Among 162 hospitalized HIV infected, 128 met the inclusion criteria, 8 of those were diagnosed as naive HIV patients. 79.7% were male; Age 50.29 ± 9.81 years. The main reasons for hospital admissions (38.3%) were certain infectious and parasitic diseases (ICD-10 Classification) and more specifically human immunodeficiency virus [HIV] disease represented 24,1% of whole hospitalizations. Mortality rates of ≥18 years HIV patients that were admitted to hospital during 2016-2017 were the 13.52%. The main causes of death were certain infectious and parasitic diseases followed by malignancies.
Our results emphasize the need of intensifying the HIV early diagnosis as well as Pneumocystis jirovecii primary prophylaxis.
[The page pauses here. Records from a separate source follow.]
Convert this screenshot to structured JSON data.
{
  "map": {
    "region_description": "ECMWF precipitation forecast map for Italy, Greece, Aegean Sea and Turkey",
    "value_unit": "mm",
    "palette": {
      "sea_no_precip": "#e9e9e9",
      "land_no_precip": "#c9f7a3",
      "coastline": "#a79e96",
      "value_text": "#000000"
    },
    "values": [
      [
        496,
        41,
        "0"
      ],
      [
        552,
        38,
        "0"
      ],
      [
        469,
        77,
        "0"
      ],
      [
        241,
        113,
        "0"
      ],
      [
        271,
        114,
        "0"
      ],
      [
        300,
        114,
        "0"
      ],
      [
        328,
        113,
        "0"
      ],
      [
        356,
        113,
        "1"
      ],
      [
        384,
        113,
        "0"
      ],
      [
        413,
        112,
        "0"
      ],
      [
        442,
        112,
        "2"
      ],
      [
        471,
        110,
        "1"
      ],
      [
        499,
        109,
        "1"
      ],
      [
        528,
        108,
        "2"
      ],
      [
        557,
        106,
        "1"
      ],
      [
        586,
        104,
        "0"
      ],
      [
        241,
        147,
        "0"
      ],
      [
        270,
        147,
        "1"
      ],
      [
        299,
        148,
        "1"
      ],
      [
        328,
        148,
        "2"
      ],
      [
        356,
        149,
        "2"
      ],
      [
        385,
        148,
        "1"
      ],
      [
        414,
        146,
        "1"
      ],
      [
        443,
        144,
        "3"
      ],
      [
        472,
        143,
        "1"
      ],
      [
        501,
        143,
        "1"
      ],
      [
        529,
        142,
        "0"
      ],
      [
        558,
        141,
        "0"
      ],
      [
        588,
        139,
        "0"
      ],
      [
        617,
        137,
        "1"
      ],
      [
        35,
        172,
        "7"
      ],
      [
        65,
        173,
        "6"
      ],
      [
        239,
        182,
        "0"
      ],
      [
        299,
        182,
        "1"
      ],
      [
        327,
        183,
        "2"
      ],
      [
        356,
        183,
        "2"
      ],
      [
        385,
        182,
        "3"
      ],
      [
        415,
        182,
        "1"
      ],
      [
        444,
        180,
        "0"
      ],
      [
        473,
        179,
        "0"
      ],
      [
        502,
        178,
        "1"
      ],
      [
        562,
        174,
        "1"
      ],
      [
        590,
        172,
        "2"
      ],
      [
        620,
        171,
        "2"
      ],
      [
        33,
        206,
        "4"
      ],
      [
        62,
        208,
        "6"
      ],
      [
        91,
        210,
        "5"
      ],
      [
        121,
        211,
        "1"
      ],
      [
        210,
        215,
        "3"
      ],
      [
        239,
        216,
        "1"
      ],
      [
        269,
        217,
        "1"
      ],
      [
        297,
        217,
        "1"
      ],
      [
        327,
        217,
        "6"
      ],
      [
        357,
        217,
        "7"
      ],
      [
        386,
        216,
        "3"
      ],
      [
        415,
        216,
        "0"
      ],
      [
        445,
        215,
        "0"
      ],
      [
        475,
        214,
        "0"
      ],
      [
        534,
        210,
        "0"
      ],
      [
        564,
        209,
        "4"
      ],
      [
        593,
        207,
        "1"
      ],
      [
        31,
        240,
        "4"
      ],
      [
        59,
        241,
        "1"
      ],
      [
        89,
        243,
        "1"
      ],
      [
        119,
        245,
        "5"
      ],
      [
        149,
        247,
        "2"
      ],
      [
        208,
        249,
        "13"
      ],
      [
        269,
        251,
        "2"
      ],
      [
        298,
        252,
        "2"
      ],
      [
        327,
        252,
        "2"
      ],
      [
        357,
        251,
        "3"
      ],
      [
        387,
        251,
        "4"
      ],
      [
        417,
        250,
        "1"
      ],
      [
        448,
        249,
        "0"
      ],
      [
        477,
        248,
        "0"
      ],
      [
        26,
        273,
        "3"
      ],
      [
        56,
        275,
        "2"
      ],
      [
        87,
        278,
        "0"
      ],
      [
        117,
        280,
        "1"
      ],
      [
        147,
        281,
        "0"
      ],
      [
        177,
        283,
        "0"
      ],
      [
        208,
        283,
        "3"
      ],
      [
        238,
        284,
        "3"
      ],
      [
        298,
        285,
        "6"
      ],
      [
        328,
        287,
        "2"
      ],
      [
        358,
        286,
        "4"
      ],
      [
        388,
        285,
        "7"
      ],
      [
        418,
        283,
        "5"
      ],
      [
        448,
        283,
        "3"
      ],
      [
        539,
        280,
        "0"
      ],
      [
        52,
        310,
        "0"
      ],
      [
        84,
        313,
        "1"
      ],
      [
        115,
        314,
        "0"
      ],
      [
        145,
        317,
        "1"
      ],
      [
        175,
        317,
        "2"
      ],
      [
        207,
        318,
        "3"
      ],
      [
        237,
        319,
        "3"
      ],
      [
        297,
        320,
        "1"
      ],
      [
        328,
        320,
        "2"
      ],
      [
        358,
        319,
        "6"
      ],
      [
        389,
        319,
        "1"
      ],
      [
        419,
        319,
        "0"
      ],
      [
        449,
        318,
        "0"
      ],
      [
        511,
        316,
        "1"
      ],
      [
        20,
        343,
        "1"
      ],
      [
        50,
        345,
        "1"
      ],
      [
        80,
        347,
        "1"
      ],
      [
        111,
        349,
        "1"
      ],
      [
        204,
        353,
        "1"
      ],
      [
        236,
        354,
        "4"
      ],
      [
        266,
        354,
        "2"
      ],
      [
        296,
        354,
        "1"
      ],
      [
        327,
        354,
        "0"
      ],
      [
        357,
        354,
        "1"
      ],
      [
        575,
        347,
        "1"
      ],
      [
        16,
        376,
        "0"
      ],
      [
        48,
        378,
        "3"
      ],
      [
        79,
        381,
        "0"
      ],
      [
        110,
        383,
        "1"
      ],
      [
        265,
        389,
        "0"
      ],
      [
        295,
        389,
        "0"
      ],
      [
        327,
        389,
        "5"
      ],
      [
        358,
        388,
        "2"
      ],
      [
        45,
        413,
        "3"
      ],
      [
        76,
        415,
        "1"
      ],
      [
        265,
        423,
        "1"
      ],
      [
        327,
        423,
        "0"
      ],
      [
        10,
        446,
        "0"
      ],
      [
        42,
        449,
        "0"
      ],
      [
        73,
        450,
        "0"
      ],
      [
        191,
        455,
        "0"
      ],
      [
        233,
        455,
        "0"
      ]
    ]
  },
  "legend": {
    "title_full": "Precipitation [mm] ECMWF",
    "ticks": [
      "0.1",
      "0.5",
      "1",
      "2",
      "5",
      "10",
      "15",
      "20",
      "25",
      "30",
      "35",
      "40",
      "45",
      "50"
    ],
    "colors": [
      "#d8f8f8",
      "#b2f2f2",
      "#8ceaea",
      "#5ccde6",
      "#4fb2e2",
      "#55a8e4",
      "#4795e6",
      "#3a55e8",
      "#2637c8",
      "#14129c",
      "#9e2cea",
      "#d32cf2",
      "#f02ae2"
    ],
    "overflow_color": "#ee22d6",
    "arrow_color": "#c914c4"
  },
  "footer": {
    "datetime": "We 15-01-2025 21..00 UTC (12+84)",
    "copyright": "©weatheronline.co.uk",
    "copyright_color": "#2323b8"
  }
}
Insist on ART adherence from infectology follow-up appointment and pharmacy care consultations, educate clinics on ART treatment prescription during hospital admission as well as requesting viral and CD4 lymphocytes loads to every HIV admitted patients.
本研究旨在描述一家三级医院收治的艾滋病毒感染人群,并分析住院期间的入院原因和死亡原因。
在一家三级医院开展观察性、回顾性研究。纳入标准:年龄≥18岁、正在接受抗逆转录病毒治疗(ART)且在入院时确诊或新发现感染艾滋病毒的患者。将医院病房出院诊断作为入院原因。收集临床、分析结果以及死亡原因。
在162名住院的艾滋病毒感染者中,128名符合纳入标准,其中8名被诊断为初治艾滋病毒患者。79.7%为男性;年龄50.29±9.81岁。入院的主要原因(38.3%)是某些感染性和寄生虫病(国际疾病分类第10版),更具体地说,人类免疫缺陷病毒[HIV]病占全部住院病例的24.1%。2016 - 2017年期间入院的≥18岁艾滋病毒患者的死亡率为13.52%。主要死亡原因是某些感染性和寄生虫病,其次是恶性肿瘤。
我们的结果强调需要加强艾滋病毒的早期诊断以及耶氏肺孢子菌的一级预防。坚持在感染病随访预约和药房护理咨询中强调抗逆转录病毒治疗的依从性,在入院时对临床医生进行抗逆转录病毒治疗处方教育,并对每名入院的艾滋病毒患者进行病毒载量和CD4淋巴细胞计数检测。